Domingo XXX del tiempo ordinario (C)

Hermanos, en el Señor:

Estamos convencidos de que guardar las normas, las leyes y los reglamentos, como lo hacían los fariseos, es en sí mismo un procedimiento irreprochable. El primero de los dos hombres que subieron al tiempo a orar -según el mismo proclamó- no era ladrón, injusto ni adúltero, sino que , además, ayunaba dos veces por semana y pagaba la décima parte de todos sus ingresos. Concedemos de buena gana que un tal comportamiento es bastante correcto. No todo el mundo, por desgracia, llega hasta ahí.

Con todo, una vida de este calibre tiene un grave inconveniente: que se limita a la observancia estricta y escrupulosa de las leyes, de lo que le está impuesto desde fuera. Podríamos afirmar que es una conducta correcta pero insuficiente, porque acaba reduciendo al mínimo su espacio vital que queda materializado en un moralismo a secas. Podríamos preguntarle: ¿Qué pasa cuando la conciencia o el simple sentido común humanitario va más allá de lo que está prescrito por la ley?

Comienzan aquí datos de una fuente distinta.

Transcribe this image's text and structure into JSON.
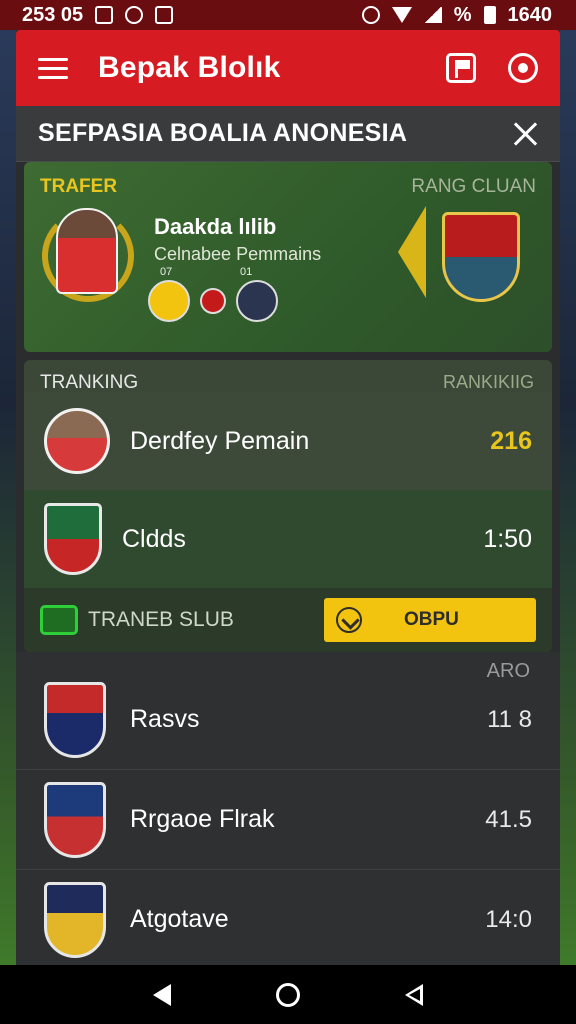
{
  "status_bar": {
    "time_left": "253 05",
    "time_right": "1640",
    "percent": "%"
  },
  "header": {
    "title": "Bepak Blolık"
  },
  "sub_header": {
    "title": "SEFPASIA BOALIA ANONESIA"
  },
  "transfer": {
    "label_left": "TRAFER",
    "label_right": "RANG CLUAN",
    "player_name": "Daakda lılib",
    "player_subtitle": "Celnabee Pemmains",
    "badge_tag_1": "07",
    "badge_tag_2": "01"
  },
  "ranking": {
    "label_left": "TRANKING",
    "label_right": "RANKIKIIG",
    "rows": [
      {
        "name": "Derdfey Pemain",
        "value": "216"
      },
      {
        "name": "Cldds",
        "value": "1:50"
      }
    ],
    "bottom_label": "TRANEB SLUB",
    "bottom_button": "OBPU"
  },
  "list": {
    "tag": "ARO",
    "rows": [
      {
        "name": "Rasvs",
        "value": "11 8"
      },
      {
        "name": "Rrgaoe Flrak",
        "value": "41.5"
      },
      {
        "name": "Atgotave",
        "value": "14:0"
      }
    ]
  },
  "colors": {
    "header_red": "#d61b22",
    "accent_gold": "#e8c61d",
    "button_yellow": "#f2c40f"
  }
}
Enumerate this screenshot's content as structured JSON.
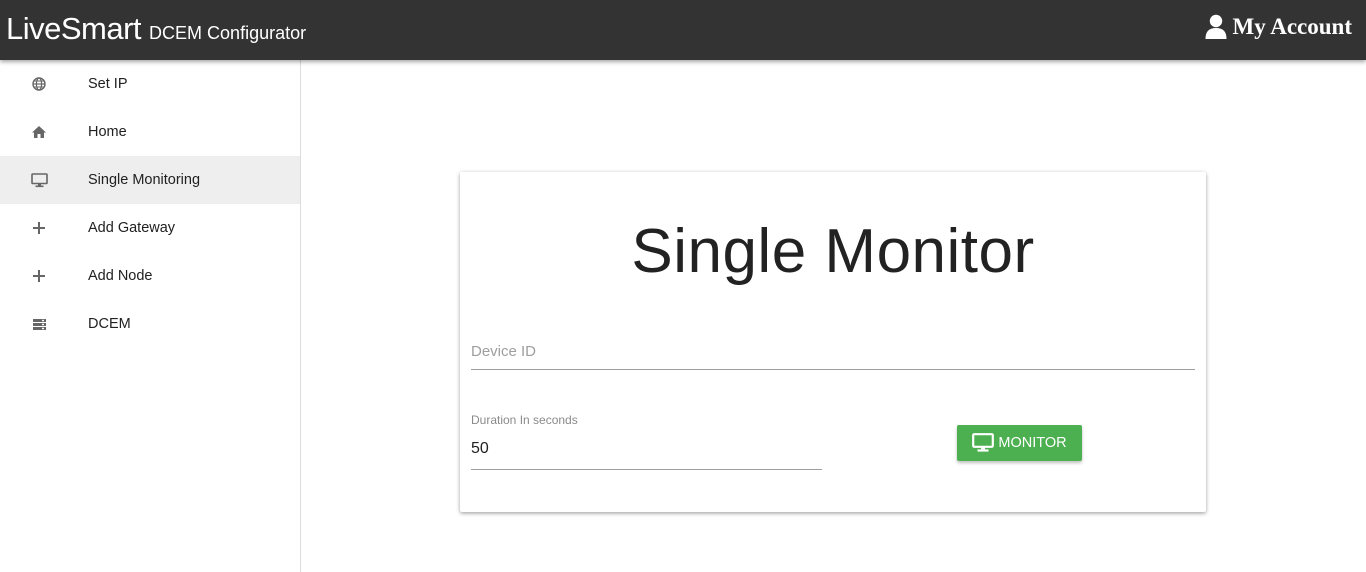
{
  "app": {
    "brand": "LiveSmart",
    "subtitle": "DCEM Configurator",
    "account_label": "My Account",
    "account_icon": "user-icon"
  },
  "sidebar": {
    "items": [
      {
        "label": "Set IP",
        "icon": "globe-icon",
        "active": false
      },
      {
        "label": "Home",
        "icon": "home-icon",
        "active": false
      },
      {
        "label": "Single Monitoring",
        "icon": "desktop-icon",
        "active": true
      },
      {
        "label": "Add Gateway",
        "icon": "plus-icon",
        "active": false
      },
      {
        "label": "Add Node",
        "icon": "plus-icon",
        "active": false
      },
      {
        "label": "DCEM",
        "icon": "server-icon",
        "active": false
      }
    ]
  },
  "card": {
    "title": "Single Monitor",
    "device_id": {
      "placeholder": "Device ID",
      "value": ""
    },
    "duration": {
      "label": "Duration In seconds",
      "value": "50"
    },
    "monitor_button": {
      "label": "MONITOR",
      "icon": "desktop-icon"
    }
  },
  "colors": {
    "topbar": "#333333",
    "button": "#4caf50",
    "active_item": "#eeeeee"
  }
}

Resulta que aquel comportamiento es, en el fondo de su intención, la estricta observancia de la ley por la ley, y el único móvil consistente es el egoísmo de sentir tranquilizada la propia conciencia. Todo lo que pretende el sujeto es poder dormir tranquilo mirándose a si mismo y a su bienestar personal como el objetivo más importante de su vida. Ésta es una manera espiritual de vivir que hace personas encorsetadas y centradas sobre si mismas, sin alas ni espacio para volar, sin miras altruistas y generosas que le moverían a mirar a su entorno, al mundo que le rodea para ver qué hace falta ahí y qué puede hacer para que otros puedan también vivir con dignidad y tranquilidad, y el mundo sea un poquito mejor para todos.

Para que el mundo sea mejor y la humanidad avance hacia una situación esplendorosa, como correspondería a hijos de Dios llenos de esperanza, se precisan muchas personas con una visión espiritual más amplia, de manera que, sin perder de vista el cumplimiento de las leyes y los mandamientos, se fijen como objetivo irrenunciable de sus vidas el amor y la práctica del bien más allá de lo que está mandado, hasta hacer de sus vidas un servicio desinteresado a favor de los demás; actitud en la cual florece, para el sujeto que la practica, el máximo espacio de felicidad sin barreras, cortapisas ni sombras.

Personas con una mentalidad así se pierden de vista a si mismas, mirando a la humanidad, globalmente considerada como un solo pueblo, una comunidad destinada por Dios al éxito final comunitario. El mensaje de la revelación es claramente éste: un pueblo escogido, un pueblo santificado, un pueblo salvado; unidos todos los hombres por un único destino y una misma suerte. Un pueblo salvado compuesto por personas individuales salvadas. En este sentido debe entenderse quizás el pensamiento de algunos santos, cuando afirman que ninguno se salva solo y ninguno se pierde solo. ¿Entendemos nosotros esta visión global de la Historia de la salvación?